Я качаю головой и смеюсь. Такова Беллини. Она — моя единственная подруга, и я рассказала ей все как есть. В отличие от моих замужних приятельниц Беллини одинока и потому знает про мужчин все. Из своего разностороннего опыта она почерпнула, что все они ненадежны, легкомысленны и глупы. И это в лучшем случае.

— Я принесла одну штуку, которая поднимет тебе настроение, — сообщает Беллини, открывая фирменный пакет от «Бендела» с Пятой авеню. Она работает в этом магазине главным консультантом по аксессуарам.

Я познакомилась с Беллини, когда та впервые приехала в Нью-Йорк из Огайо, бросив работу продавщицы и получив должность временного секретаря в нашей фирме.

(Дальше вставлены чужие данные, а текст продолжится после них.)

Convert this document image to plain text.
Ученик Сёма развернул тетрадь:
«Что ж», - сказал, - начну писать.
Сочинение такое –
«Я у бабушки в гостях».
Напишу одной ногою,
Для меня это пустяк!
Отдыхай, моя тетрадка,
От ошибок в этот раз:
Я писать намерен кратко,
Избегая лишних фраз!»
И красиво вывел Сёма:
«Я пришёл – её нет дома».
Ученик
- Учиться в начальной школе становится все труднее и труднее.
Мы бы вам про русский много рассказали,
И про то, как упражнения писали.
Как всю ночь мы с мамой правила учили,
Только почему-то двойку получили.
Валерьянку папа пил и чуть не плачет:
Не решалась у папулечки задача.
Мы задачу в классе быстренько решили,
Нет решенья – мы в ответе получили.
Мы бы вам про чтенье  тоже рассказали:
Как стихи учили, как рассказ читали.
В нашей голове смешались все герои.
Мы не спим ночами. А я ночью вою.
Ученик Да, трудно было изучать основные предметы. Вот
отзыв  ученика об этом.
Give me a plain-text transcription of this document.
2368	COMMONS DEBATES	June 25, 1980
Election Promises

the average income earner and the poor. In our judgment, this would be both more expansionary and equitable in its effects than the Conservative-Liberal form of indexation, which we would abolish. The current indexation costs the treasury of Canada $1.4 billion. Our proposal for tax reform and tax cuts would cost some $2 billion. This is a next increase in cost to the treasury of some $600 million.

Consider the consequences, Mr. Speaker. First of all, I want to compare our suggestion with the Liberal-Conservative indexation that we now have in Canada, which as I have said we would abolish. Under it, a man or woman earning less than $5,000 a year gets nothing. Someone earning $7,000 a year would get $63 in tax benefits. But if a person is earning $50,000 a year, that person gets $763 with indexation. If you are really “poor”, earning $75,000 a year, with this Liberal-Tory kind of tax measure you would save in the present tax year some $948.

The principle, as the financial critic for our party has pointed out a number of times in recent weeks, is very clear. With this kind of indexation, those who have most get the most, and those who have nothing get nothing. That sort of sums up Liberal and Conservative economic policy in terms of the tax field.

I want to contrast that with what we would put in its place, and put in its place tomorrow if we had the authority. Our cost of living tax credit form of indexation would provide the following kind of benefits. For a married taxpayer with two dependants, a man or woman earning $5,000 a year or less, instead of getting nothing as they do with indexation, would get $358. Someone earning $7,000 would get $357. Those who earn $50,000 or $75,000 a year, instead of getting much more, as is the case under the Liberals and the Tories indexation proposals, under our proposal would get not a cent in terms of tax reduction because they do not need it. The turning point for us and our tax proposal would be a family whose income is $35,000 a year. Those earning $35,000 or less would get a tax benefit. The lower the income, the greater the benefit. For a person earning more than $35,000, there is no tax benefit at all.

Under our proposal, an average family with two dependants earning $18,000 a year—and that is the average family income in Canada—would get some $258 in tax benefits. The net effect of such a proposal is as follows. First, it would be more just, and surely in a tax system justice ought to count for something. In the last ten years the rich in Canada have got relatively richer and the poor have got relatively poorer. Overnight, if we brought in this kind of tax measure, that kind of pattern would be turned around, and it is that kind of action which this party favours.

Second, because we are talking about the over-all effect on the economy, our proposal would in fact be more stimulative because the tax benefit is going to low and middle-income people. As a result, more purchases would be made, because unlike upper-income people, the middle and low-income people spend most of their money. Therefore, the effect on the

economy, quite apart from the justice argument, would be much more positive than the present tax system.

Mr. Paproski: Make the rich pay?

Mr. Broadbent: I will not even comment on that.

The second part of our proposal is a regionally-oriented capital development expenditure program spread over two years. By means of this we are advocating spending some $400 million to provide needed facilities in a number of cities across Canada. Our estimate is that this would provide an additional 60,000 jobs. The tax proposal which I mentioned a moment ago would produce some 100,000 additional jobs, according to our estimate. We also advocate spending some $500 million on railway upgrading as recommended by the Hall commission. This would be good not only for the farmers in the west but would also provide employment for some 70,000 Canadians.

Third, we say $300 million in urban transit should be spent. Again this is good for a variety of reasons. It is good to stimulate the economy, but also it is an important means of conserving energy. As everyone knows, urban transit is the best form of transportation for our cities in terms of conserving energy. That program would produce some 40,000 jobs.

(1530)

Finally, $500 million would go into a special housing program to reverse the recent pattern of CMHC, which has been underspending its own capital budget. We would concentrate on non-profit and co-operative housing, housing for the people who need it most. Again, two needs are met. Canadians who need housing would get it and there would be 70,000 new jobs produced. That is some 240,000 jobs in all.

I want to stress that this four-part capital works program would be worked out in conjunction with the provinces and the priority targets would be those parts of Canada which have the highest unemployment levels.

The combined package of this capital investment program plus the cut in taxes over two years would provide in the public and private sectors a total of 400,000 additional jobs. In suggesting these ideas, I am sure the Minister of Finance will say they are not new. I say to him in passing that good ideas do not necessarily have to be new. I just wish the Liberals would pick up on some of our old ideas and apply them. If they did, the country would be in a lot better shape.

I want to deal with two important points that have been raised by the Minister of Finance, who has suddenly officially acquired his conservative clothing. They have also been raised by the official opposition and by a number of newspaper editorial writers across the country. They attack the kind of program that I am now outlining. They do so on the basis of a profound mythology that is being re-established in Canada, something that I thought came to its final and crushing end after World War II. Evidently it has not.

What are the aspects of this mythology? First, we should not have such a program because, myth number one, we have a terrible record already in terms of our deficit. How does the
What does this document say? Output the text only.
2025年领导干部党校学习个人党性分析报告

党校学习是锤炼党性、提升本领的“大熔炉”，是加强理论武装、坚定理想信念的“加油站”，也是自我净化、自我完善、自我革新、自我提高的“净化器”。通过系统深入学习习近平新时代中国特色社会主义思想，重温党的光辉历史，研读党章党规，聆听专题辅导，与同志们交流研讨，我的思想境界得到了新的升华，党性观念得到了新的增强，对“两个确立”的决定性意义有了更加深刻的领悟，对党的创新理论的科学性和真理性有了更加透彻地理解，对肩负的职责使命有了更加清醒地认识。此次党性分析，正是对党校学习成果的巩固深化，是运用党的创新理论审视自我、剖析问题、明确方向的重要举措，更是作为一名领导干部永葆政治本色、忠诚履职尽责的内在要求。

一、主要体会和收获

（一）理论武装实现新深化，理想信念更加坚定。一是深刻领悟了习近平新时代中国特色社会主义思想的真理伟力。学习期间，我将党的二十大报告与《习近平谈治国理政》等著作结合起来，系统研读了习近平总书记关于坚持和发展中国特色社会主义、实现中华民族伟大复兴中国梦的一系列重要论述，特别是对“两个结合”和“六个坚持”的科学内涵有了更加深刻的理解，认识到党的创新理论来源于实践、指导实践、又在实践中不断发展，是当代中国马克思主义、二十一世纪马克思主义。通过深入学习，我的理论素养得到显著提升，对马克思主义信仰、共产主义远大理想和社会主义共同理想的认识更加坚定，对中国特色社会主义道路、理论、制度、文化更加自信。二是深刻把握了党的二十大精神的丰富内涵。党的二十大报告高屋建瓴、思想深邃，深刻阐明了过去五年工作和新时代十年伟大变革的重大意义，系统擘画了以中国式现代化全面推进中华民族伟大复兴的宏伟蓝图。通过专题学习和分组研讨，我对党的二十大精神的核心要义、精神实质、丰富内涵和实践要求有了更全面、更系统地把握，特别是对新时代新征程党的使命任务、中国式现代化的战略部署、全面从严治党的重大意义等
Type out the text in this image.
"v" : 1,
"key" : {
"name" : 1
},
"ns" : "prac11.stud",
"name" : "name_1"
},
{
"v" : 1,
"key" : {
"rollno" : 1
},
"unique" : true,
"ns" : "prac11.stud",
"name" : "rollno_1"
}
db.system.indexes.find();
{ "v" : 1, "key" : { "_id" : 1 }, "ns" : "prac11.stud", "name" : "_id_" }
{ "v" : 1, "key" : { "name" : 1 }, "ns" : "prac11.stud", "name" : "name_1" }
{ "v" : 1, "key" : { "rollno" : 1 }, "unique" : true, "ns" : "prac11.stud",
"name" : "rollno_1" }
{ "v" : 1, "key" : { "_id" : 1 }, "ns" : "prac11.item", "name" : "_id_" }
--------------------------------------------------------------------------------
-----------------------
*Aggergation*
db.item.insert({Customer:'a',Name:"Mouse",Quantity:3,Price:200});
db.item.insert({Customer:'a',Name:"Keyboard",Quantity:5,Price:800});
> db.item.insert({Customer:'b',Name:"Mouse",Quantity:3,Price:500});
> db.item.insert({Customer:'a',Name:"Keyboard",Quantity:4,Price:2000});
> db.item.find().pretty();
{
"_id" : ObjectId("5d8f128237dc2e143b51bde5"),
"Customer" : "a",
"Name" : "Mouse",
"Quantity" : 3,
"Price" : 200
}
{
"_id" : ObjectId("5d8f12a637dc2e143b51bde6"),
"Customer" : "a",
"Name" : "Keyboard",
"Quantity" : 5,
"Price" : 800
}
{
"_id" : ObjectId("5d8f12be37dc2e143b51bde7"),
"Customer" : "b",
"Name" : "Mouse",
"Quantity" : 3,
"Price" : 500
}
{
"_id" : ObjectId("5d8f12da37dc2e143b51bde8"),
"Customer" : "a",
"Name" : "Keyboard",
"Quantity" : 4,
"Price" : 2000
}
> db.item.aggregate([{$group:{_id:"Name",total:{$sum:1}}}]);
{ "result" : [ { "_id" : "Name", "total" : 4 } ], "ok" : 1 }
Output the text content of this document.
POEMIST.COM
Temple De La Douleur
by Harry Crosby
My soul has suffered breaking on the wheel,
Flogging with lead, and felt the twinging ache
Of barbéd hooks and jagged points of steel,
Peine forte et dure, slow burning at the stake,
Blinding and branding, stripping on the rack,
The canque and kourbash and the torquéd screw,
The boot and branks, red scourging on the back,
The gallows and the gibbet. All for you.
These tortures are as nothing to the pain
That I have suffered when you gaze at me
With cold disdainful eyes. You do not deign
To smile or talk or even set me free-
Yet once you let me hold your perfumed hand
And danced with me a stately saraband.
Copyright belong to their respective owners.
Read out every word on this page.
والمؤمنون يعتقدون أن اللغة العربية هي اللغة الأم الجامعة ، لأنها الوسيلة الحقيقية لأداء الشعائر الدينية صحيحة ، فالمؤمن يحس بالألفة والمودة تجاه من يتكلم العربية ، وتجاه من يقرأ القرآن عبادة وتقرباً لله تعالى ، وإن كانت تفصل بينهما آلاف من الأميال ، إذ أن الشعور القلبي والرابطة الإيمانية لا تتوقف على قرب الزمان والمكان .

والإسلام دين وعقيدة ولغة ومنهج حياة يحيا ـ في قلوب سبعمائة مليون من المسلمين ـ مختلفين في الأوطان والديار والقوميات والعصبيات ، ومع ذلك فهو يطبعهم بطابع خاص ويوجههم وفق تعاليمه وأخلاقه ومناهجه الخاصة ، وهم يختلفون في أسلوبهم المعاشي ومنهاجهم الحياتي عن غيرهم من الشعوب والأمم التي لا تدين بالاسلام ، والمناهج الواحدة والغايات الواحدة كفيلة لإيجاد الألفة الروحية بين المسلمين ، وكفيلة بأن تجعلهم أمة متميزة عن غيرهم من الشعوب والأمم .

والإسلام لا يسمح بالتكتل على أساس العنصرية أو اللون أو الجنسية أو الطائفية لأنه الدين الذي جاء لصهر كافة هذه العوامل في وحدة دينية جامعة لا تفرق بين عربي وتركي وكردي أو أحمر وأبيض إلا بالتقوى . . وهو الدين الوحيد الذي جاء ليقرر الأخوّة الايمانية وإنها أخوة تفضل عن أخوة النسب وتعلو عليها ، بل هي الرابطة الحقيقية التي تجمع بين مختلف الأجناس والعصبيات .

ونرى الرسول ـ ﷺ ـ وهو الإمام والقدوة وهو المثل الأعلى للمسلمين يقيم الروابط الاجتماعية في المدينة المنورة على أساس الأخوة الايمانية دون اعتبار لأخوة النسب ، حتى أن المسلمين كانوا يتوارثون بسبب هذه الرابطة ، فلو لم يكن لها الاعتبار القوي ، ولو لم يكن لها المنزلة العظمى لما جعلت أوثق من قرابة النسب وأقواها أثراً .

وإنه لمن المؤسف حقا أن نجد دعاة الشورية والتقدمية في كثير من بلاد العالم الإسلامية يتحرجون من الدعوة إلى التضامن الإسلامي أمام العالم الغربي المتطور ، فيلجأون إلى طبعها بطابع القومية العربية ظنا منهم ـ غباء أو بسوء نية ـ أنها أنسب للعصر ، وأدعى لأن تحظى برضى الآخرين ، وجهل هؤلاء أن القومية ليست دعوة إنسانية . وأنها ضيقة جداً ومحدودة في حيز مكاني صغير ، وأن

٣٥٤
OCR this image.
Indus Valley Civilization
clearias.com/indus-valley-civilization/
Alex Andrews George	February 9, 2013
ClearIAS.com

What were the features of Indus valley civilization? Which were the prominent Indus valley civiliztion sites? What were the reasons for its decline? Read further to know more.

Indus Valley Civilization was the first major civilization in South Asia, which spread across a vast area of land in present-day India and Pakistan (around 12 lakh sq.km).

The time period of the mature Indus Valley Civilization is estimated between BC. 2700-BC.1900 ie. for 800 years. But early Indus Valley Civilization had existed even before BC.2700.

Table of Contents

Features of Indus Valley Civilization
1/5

Тогда ее звали Мэри Джейн Бакстер, но, чтобы избавиться от провинциализма и казаться интересной, она сменила имя. Поклонница «Секса в большом городе», сначала моя подруга хотела назвать себя Космо, но потом забеспокоилась, что это имя и так стало чересчур популярно, и предпочла окрестить себя по названию своего любимого коктейля — «Беллини» (смесь игристого вина с персиковым пюре). Как меняется мир! Раньше родители называли своих детей по месяцу их рождения — Май или Август — или по тому месту, где они были зачаты (вот вам и Аризона Джо). А теперь именем для ребенка становится название напитка, который поглощали его отец и мать, перед тем как лечь в постель.

Работа в офисе (ответы на звонки и раскладывание документов) явно не была призванием Беллини, зато она быстро обнаружила особое чутье на аксессуары. Она снабжала нашу контору разноцветными зажимами для бумаг, и мы стали первой на Манхэттене фирмой, в которой черные скоросшиватели уступили место пастельным изыскам, достойным Музея современного искусства. Когда она ушла от нас и получила вожделенное место у Бендела, мы остались лучшими подругами, а сотрудники с облегчением отказались от закупленных Беллини светло-лиловых блокнотов и вернулись к стандартным желтым.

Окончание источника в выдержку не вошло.